No one stands to leave because they all have drinks to finish. And I know what’s coming. Uncle Nicky will get on to his favourite subject before I can push them all out of the door. Amber squeezes past Dad and fetches a beer bottle. I call across to her, “Not for me, Amber.” She knows that means no more beer for anyone. I’m not in a mood for small talk. Bloody Skylark.
Uncle Nicky
raps the table with his knuckle, leans forward, spoiling for a scrap. “If the migrants are coming out of indentures in droves, what’s going to happen here in the enclaves? Where are they going to live? That’s what I want to know.”
I tell him to stop fretting about things that don’t affect us, that the migrants will get the old enclave flats. He wouldn’t want to live there. We should see them as a new cheap labour source, and we might need them now that Skylark’s gone into retirement. But I can’t be bothered arguing with Uncle Nicky. He wants something to complain about, is all.

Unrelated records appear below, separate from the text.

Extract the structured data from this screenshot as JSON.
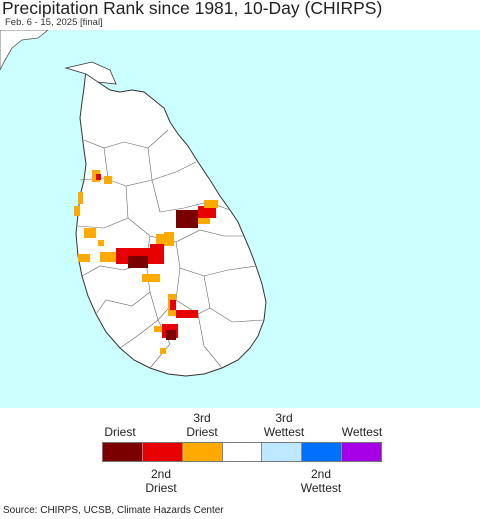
{
  "header": {
    "title": "Precipitation Rank since 1981, 10-Day (CHIRPS)",
    "subtitle": "Feb. 6 - 15, 2025 [final]"
  },
  "colors": {
    "ocean": "#ccffff",
    "land": "#ffffff",
    "boundary": "#555555"
  },
  "legend": {
    "top_labels": [
      "Driest",
      "3rd\nDriest",
      "3rd\nWettest",
      "Wettest"
    ],
    "bottom_labels": [
      "2nd\nDriest",
      "2nd\nWettest"
    ],
    "swatches": [
      {
        "name": "driest",
        "color": "#7a0000"
      },
      {
        "name": "2nd-driest",
        "color": "#e60000"
      },
      {
        "name": "3rd-driest",
        "color": "#ffaa00"
      },
      {
        "name": "normal",
        "color": "#ffffff"
      },
      {
        "name": "3rd-wettest",
        "color": "#bee8ff"
      },
      {
        "name": "2nd-wettest",
        "color": "#0070ff"
      },
      {
        "name": "wettest",
        "color": "#a800e6"
      }
    ]
  },
  "footer": {
    "source": "Source: CHIRPS, UCSB, Climate Hazards Center"
  }
}
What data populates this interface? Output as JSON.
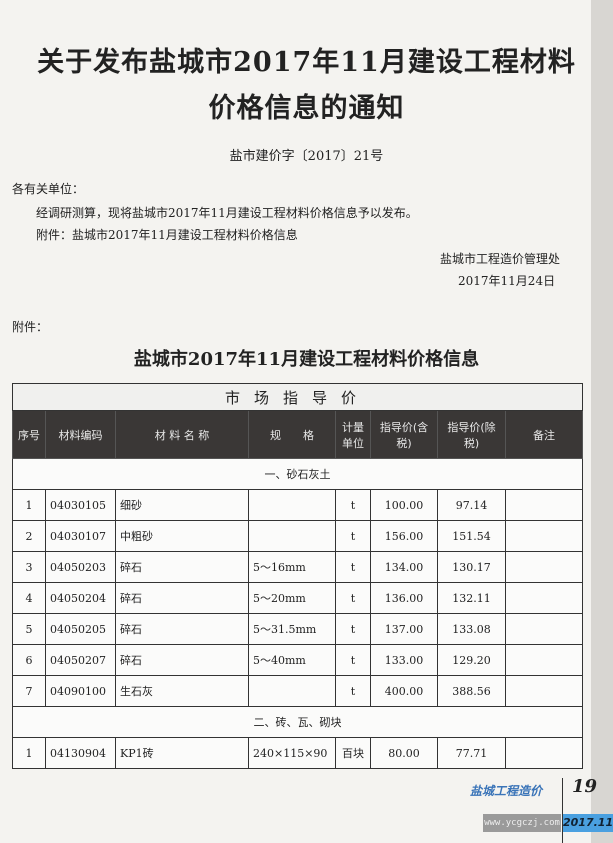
{
  "title_line1": "关于发布盐城市2017年11月建设工程材料",
  "title_line2": "价格信息的通知",
  "doc_no": "盐市建价字〔2017〕21号",
  "salutation": "各有关单位：",
  "body": "经调研测算，现将盐城市2017年11月建设工程材料价格信息予以发布。",
  "attachment_note": "附件：盐城市2017年11月建设工程材料价格信息",
  "issuer": "盐城市工程造价管理处",
  "date": "2017年11月24日",
  "attachment_label": "附件：",
  "table_title": "盐城市2017年11月建设工程材料价格信息",
  "table": {
    "banner": "市场指导价",
    "headers": [
      "序号",
      "材料编码",
      "材 料 名 称",
      "规　　格",
      "计量单位",
      "指导价(含税)",
      "指导价(除税)",
      "备注"
    ],
    "sections": [
      {
        "name": "一、砂石灰土",
        "rows": [
          [
            "1",
            "04030105",
            "细砂",
            "",
            "t",
            "100.00",
            "97.14",
            ""
          ],
          [
            "2",
            "04030107",
            "中粗砂",
            "",
            "t",
            "156.00",
            "151.54",
            ""
          ],
          [
            "3",
            "04050203",
            "碎石",
            "5～16mm",
            "t",
            "134.00",
            "130.17",
            ""
          ],
          [
            "4",
            "04050204",
            "碎石",
            "5～20mm",
            "t",
            "136.00",
            "132.11",
            ""
          ],
          [
            "5",
            "04050205",
            "碎石",
            "5～31.5mm",
            "t",
            "137.00",
            "133.08",
            ""
          ],
          [
            "6",
            "04050207",
            "碎石",
            "5～40mm",
            "t",
            "133.00",
            "129.20",
            ""
          ],
          [
            "7",
            "04090100",
            "生石灰",
            "",
            "t",
            "400.00",
            "388.56",
            ""
          ]
        ]
      },
      {
        "name": "二、砖、瓦、砌块",
        "rows": [
          [
            "1",
            "04130904",
            "KP1砖",
            "240×115×90",
            "百块",
            "80.00",
            "77.71",
            ""
          ]
        ]
      }
    ]
  },
  "footer": {
    "brand": "盐城工程造价",
    "page": "19",
    "url": "www.ycgczj.com",
    "issue": "2017.11"
  }
}
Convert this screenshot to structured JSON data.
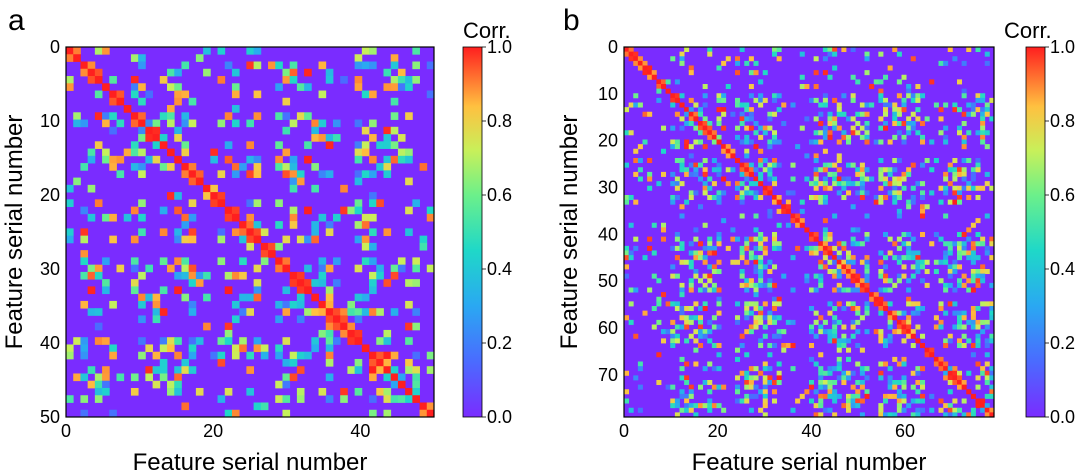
{
  "figure": {
    "colors": {
      "min": "#7a2cff",
      "max": "#ff1f1f",
      "background": "#ffffff",
      "axis": "#000000"
    }
  },
  "chart_data": [
    {
      "type": "heatmap",
      "panel_label": "a",
      "n": 51,
      "seed": 11,
      "xlabel": "Feature serial number",
      "ylabel": "Feature serial number",
      "xticks": [
        0,
        20,
        40
      ],
      "yticks": [
        0,
        10,
        20,
        30,
        40,
        50
      ],
      "xlim": [
        0,
        50
      ],
      "ylim": [
        0,
        50
      ],
      "colorbar": {
        "title": "Corr.",
        "ticks": [
          "0.0",
          "0.2",
          "0.4",
          "0.6",
          "0.8",
          "1.0"
        ],
        "range": [
          0.0,
          1.0
        ],
        "colormap": "rainbow"
      },
      "diagonal_value": 1.0,
      "off_diagonal_baseline": 0.0,
      "cluster_blocks": [
        [
          2,
          6
        ],
        [
          9,
          17
        ],
        [
          21,
          26
        ],
        [
          29,
          36
        ],
        [
          40,
          48
        ]
      ]
    },
    {
      "type": "heatmap",
      "panel_label": "b",
      "n": 80,
      "seed": 23,
      "xlabel": "Feature serial number",
      "ylabel": "Feature serial number",
      "xticks": [
        0,
        20,
        40,
        60
      ],
      "yticks": [
        0,
        10,
        20,
        30,
        40,
        50,
        60,
        70
      ],
      "xlim": [
        0,
        79
      ],
      "ylim": [
        0,
        79
      ],
      "colorbar": {
        "title": "Corr.",
        "ticks": [
          "0.0",
          "0.2",
          "0.4",
          "0.6",
          "0.8",
          "1.0"
        ],
        "range": [
          0.0,
          1.0
        ],
        "colormap": "rainbow"
      },
      "diagonal_value": 1.0,
      "off_diagonal_baseline": 0.0,
      "cluster_blocks": [
        [
          10,
          20
        ],
        [
          24,
          33
        ],
        [
          40,
          52
        ],
        [
          55,
          64
        ],
        [
          68,
          79
        ]
      ]
    }
  ]
}
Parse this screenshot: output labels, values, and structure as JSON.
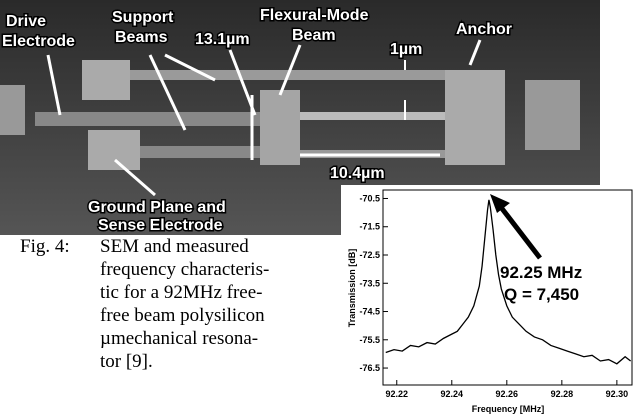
{
  "sem_labels": [
    {
      "lines": [
        "Drive",
        "Electrode"
      ]
    },
    {
      "lines": [
        "Support",
        "Beams"
      ]
    },
    {
      "lines": [
        "13.1µm"
      ]
    },
    {
      "lines": [
        "Flexural-Mode",
        "Beam"
      ]
    },
    {
      "lines": [
        "1µm"
      ]
    },
    {
      "lines": [
        "Anchor"
      ]
    },
    {
      "lines": [
        "10.4µm"
      ]
    },
    {
      "lines": [
        "Ground Plane and",
        "Sense Electrode"
      ]
    }
  ],
  "caption": {
    "label": "Fig. 4:",
    "lines": [
      "SEM and measured",
      "frequency characteris-",
      "tic for a 92MHz free-",
      "free beam polysilicon",
      "µmechanical resona-",
      "tor [9]."
    ]
  },
  "chart_data": {
    "type": "line",
    "x_label": "Frequency [MHz]",
    "y_label": "Transmission [dB]",
    "annotations": [
      "92.25 MHz",
      "Q = 7,450"
    ],
    "x": [
      92.216,
      92.219,
      92.222,
      92.225,
      92.228,
      92.231,
      92.234,
      92.237,
      92.24,
      92.242,
      92.244,
      92.246,
      92.248,
      92.25,
      92.251,
      92.252,
      92.253,
      92.2535,
      92.254,
      92.255,
      92.256,
      92.257,
      92.258,
      92.26,
      92.262,
      92.264,
      92.267,
      92.27,
      92.273,
      92.276,
      92.279,
      92.282,
      92.285,
      92.288,
      92.291,
      92.294,
      92.297,
      92.3,
      92.303,
      92.305
    ],
    "values": [
      -75.95,
      -75.85,
      -75.9,
      -75.7,
      -75.75,
      -75.6,
      -75.65,
      -75.45,
      -75.3,
      -75.2,
      -74.95,
      -74.7,
      -74.3,
      -73.6,
      -72.9,
      -71.9,
      -70.9,
      -70.55,
      -70.8,
      -71.6,
      -72.5,
      -73.2,
      -73.7,
      -74.3,
      -74.7,
      -74.9,
      -75.2,
      -75.4,
      -75.5,
      -75.7,
      -75.8,
      -75.9,
      -76.0,
      -76.1,
      -76.05,
      -76.25,
      -76.2,
      -76.35,
      -76.1,
      -76.25
    ],
    "color": "#000000",
    "xlim": [
      92.215,
      92.3055
    ],
    "xticks": [
      92.22,
      92.24,
      92.26,
      92.28,
      {
        "value": 92.3,
        "label": "92.30"
      }
    ],
    "ylim": [
      -77.1,
      -70.2
    ],
    "yticks": [
      -70.5,
      -71.5,
      -72.5,
      -73.5,
      -74.5,
      -75.5,
      -76.5
    ]
  }
}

Trish peers round to eyeball Uncle Nicky. “I met my woman in the housing department last week. Took her for lunch. She’s partial to lunch meetings. She says the new laws for naturalised migrants will make a difference. She says they’ve had to act because these migrants often weren’t inoculated at birth. And even though they’re jabbed as soon as they enter the immigration system, the inoculations aren’t fully effective when given to mature adults. Some of these migrants will still have addictive behaviour, and we all know that brings trouble.”
She’s dead right, there. No one talks these days about the embarrassing grandparents and great-grandparents who were drunks or worse. Trish continues while she has Uncle Nicky on the back foot. “Any naturalised migrant committing a crime, or causing affray, will get five times the tariff that’s applied to people born here, and they’ll serve their sentences back in a migrant detention centre. Or they can choose deportation instead of incarceration.”